Plus, it was about a third more expensive than other ethnic restaurants. I usually ordered the terrific grilled sausage called morcilla , kind of a sweetly spiced Spanish boudin , because I knew what it was and I hadn’t found anything like it in L.A. But though the restaurant was literally around the corner from my apartment, it somehow made me feel like an Ugly American tourist imposing on the locals of a foreign city.

Now, suddenly, La Fonda is on Melrose and everybody here speaks perfect English, cheerfully so.

“If you don’t finish your dinner, no TV for you,” the waiter said, pointing at a half-eaten bowl of the Colombian tripe stew called mondongo .

“But I ate all of the tripe,” my friend said.

The waiter shuddered. “ Brrrr ,” he said, “I won’t eat that. It comes from the inside of a cow .”

The waiter, a lumbering man, wears a huge sword in a scabbard on one hip, an embroidered purse on the other, as if he’d taken a wrong turn and landed there instead of the medieval theme restaurant down the street. When you come in and sit down, he lugs over the man-sized menu slate, to which he gestures like a first-grade teacher leading a phonics drill. If he likes you, he might persuade you to order his favorite Colombian soda pop, Manzana, which tastes a little like fresh apples. If you don’t understand something, he’ll pull out a Xeroxed crib sheet explaining that saucocho is oxtail stew, and that bandeja is a traditional Colombian cowboy’s platter of broiled steak, rice and arepa , topped with a fried egg and a leathery strip of fried pig’s hide, which the crib sheet calls “bacon (Colombian Style).” He’ll insist that you order the small fried turnovers, empanadas .

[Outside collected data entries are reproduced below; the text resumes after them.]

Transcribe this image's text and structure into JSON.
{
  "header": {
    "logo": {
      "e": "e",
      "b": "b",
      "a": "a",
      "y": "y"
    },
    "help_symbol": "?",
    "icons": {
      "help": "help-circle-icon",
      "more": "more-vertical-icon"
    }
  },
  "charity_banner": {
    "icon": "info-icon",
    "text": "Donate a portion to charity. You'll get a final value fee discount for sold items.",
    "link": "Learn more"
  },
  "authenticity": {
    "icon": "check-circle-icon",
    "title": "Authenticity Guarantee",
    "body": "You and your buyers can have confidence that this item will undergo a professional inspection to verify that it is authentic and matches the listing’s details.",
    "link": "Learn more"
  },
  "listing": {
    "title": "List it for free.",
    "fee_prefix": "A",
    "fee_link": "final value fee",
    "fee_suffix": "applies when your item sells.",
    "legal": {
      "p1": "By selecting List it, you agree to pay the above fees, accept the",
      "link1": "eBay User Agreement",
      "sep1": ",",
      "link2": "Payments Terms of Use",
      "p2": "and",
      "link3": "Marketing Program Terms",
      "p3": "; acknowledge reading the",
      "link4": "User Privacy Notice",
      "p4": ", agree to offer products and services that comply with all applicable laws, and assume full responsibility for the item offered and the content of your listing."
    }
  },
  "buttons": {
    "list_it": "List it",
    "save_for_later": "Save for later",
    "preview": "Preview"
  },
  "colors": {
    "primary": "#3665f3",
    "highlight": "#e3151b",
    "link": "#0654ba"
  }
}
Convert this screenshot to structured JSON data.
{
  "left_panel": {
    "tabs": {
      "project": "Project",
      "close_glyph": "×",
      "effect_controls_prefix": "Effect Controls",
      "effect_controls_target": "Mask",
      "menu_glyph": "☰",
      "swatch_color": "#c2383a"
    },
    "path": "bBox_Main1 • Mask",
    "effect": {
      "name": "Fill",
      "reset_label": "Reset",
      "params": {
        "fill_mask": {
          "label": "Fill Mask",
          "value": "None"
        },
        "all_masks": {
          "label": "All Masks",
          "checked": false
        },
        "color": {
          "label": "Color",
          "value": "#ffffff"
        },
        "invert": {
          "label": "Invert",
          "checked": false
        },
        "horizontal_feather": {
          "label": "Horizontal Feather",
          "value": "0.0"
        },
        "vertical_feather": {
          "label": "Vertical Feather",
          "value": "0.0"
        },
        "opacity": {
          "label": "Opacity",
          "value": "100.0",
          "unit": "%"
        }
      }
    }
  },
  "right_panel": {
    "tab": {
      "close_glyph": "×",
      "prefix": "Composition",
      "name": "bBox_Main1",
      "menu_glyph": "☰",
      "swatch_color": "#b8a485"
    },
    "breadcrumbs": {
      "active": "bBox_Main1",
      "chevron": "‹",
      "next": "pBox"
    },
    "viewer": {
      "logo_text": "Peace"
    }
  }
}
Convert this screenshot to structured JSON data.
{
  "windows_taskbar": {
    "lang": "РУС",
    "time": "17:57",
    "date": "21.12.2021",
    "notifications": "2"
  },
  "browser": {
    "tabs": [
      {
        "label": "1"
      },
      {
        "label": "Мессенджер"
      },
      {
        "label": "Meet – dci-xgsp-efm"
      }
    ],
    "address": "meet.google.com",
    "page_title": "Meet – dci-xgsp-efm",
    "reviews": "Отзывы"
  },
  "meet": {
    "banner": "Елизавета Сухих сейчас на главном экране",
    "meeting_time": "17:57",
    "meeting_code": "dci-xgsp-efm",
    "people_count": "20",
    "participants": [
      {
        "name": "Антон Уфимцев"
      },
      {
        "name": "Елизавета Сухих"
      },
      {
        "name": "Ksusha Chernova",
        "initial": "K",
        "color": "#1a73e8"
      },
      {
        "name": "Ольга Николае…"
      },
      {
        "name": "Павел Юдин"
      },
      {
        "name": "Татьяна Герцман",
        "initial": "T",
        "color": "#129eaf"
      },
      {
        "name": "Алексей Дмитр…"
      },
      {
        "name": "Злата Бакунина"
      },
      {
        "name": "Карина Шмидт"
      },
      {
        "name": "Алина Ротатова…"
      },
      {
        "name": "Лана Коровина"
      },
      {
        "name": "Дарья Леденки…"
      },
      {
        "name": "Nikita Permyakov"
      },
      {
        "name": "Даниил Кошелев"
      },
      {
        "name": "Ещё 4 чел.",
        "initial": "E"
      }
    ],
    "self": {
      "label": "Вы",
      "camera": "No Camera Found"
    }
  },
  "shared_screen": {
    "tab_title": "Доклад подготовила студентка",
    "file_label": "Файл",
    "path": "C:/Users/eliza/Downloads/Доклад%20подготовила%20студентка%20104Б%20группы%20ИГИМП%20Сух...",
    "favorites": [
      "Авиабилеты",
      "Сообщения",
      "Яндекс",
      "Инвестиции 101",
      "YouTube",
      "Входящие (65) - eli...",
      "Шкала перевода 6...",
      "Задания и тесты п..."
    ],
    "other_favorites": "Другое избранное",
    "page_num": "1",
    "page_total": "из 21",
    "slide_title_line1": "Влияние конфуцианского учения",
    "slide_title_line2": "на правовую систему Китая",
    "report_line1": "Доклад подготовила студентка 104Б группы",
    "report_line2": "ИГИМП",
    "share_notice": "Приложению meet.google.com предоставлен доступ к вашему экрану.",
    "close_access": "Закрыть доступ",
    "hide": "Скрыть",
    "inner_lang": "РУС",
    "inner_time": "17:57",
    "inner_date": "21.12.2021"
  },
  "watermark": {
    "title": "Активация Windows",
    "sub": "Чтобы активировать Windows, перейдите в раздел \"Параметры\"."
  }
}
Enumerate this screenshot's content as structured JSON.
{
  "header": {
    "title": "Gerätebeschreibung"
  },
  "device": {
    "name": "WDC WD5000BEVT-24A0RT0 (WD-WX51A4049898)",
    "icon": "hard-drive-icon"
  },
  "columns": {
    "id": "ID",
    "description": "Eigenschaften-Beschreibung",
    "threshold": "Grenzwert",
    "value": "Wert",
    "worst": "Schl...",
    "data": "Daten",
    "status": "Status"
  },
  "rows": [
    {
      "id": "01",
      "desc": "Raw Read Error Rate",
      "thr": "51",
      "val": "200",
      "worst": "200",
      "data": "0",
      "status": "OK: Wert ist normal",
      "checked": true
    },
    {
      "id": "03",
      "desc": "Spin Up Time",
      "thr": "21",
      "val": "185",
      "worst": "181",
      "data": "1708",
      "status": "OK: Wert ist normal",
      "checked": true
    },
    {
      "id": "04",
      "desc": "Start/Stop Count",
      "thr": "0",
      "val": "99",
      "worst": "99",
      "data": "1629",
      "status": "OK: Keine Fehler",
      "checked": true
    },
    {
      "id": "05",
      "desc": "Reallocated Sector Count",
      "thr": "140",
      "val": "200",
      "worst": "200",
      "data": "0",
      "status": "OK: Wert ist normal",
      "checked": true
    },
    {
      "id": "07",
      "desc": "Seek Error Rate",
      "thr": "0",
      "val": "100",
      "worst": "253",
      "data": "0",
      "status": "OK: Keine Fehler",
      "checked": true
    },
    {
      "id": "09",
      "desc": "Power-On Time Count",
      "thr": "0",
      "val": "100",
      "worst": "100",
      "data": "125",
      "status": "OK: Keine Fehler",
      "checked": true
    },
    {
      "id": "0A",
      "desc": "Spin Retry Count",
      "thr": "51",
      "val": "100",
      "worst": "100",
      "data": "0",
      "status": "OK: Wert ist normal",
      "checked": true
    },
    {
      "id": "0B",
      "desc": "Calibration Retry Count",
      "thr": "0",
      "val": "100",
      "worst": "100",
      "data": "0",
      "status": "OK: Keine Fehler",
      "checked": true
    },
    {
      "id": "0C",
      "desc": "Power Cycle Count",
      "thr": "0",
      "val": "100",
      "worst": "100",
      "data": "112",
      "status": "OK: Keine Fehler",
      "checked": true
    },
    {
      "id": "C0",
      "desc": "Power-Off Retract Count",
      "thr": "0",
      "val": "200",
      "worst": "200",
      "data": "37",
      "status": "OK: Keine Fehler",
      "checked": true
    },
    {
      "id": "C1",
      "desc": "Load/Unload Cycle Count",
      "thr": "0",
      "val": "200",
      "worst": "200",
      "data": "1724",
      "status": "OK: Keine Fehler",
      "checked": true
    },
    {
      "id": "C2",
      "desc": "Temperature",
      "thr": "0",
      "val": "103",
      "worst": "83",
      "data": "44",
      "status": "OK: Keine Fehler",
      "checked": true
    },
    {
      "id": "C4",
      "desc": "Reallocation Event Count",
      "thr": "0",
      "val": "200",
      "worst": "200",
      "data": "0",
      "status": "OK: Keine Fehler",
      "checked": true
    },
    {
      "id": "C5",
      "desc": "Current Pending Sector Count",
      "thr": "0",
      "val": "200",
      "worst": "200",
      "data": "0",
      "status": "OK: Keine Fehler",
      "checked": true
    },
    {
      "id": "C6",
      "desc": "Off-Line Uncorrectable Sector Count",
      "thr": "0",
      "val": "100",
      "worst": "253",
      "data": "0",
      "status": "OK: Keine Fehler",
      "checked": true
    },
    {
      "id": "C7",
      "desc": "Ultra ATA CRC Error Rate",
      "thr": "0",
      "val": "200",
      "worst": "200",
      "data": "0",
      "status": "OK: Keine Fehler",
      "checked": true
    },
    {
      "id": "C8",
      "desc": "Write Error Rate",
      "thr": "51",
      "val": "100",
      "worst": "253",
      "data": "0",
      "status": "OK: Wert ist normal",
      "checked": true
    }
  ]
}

And you should: greaseless and crisp-crusted, corny and stuffed with a creamy forcemeat, they come with a dip of cool, Colombian salsa that seems to be mostly chopped scallion tops, chiles and salt. Empanadas are all the appetizer La Fonda needs (or seems to have on a regular basis, for that matter), superior to both the wonderful version at Cafe Mambo and to those served at the numerous Argentine Westside empanadarias

If you think of the meat as kind of a pot roast, the steaming of steaks might seem less barbaric, and the carne sudada here is good, a cumin-scented eye of round stained yellow with achiote and topped with stewed tomatoes and onions. Sobrebarriga is more or less the same thing done with brisket; lengua in salsa --rich, salty, with the gelatinous intensity of long-cooked meat--is the best variant, made with beef tongue.

If you prefer meat grilled, you might consider Ave Maria bues , which comes with just about everything else: a thin, plate-size marinated steak, tasting strongly of the grill; a dense, spicy chorizo sausage; a dinner salad with a strong vinaigrette; a thick, smoky pinto bean stew (awesome!); fried plantains; rice; arepa, and the inevitable strip of pigskin. The crib sheet translates this surreally large mass of food as the “holy cow” plate. Dali would have approved.